CALTAGIRONE (CATANIA) – Un intervento coordinato e di elevata complessità ha consentito di stabilizzare e mettere in sicurezza un bambino di due anni, giunto al pronto soccorso dell’ospedale “Gravina” di Caltagirone in condizioni cliniche gravissime e in stato di incoscienza, dopo una crisi acuta che aveva richiesto il coinvolgimento della guardia medica e del 118.
Al suo arrivo il piccolo paziente, residente nel Calatino, è stato preso in carico dagli infermieri triagisti e dal personale di supporto che hanno riconosciuto la gravità del quadro clinico avviando il percorso di emergenza.
A coordinare le operazioni è stato il direttore dell’unità di Astanteria e pronto soccorso, Nuccia Prumeri, che ha immediatamente attivato l’équipe multidisciplinare e gli specialisti reperibili dei reparti ospedalieri. Sono quindi intervenuti il pediatra Andrea Giugno e gli anestesisti Esther Piccoli, Mariella Iudica e Salvatore Settecasi, insieme al personale sanitario dell’area emergenza.

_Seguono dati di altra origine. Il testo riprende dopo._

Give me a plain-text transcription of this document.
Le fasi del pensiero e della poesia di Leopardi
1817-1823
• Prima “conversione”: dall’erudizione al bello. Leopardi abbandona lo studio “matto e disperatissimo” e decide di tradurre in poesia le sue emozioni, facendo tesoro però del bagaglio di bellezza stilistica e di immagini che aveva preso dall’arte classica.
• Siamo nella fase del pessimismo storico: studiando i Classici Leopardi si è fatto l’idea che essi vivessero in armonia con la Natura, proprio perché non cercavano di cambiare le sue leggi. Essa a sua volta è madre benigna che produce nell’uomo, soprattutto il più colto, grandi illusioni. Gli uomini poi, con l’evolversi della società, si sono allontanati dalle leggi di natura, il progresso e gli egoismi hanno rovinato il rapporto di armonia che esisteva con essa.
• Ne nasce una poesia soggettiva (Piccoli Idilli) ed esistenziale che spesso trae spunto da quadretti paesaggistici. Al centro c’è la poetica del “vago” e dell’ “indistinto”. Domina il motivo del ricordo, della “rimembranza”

Le prime valutazioni cliniche hanno evidenziato un quadro estremamente severo che ha richiesto un intervento multidisciplinare e manovre avanzate di stabilizzazione. Per salvaguardare le funzioni vitali del bambino, i medici hanno disposto con urgenza l’intubazione, eseguendo contestualmente una TAC e ulteriori accertamenti diagnostici.
Il piccolo è stato trasferito in un centro specializzato di rianimazione pediatrica per il prosieguo delle cure. L’emergenza è stata affrontata in un momento di particolare pressione assistenziale per il pronto soccorso calatino, dove contemporaneamente erano presenti tre codici rossi e altre emergenze pediatriche.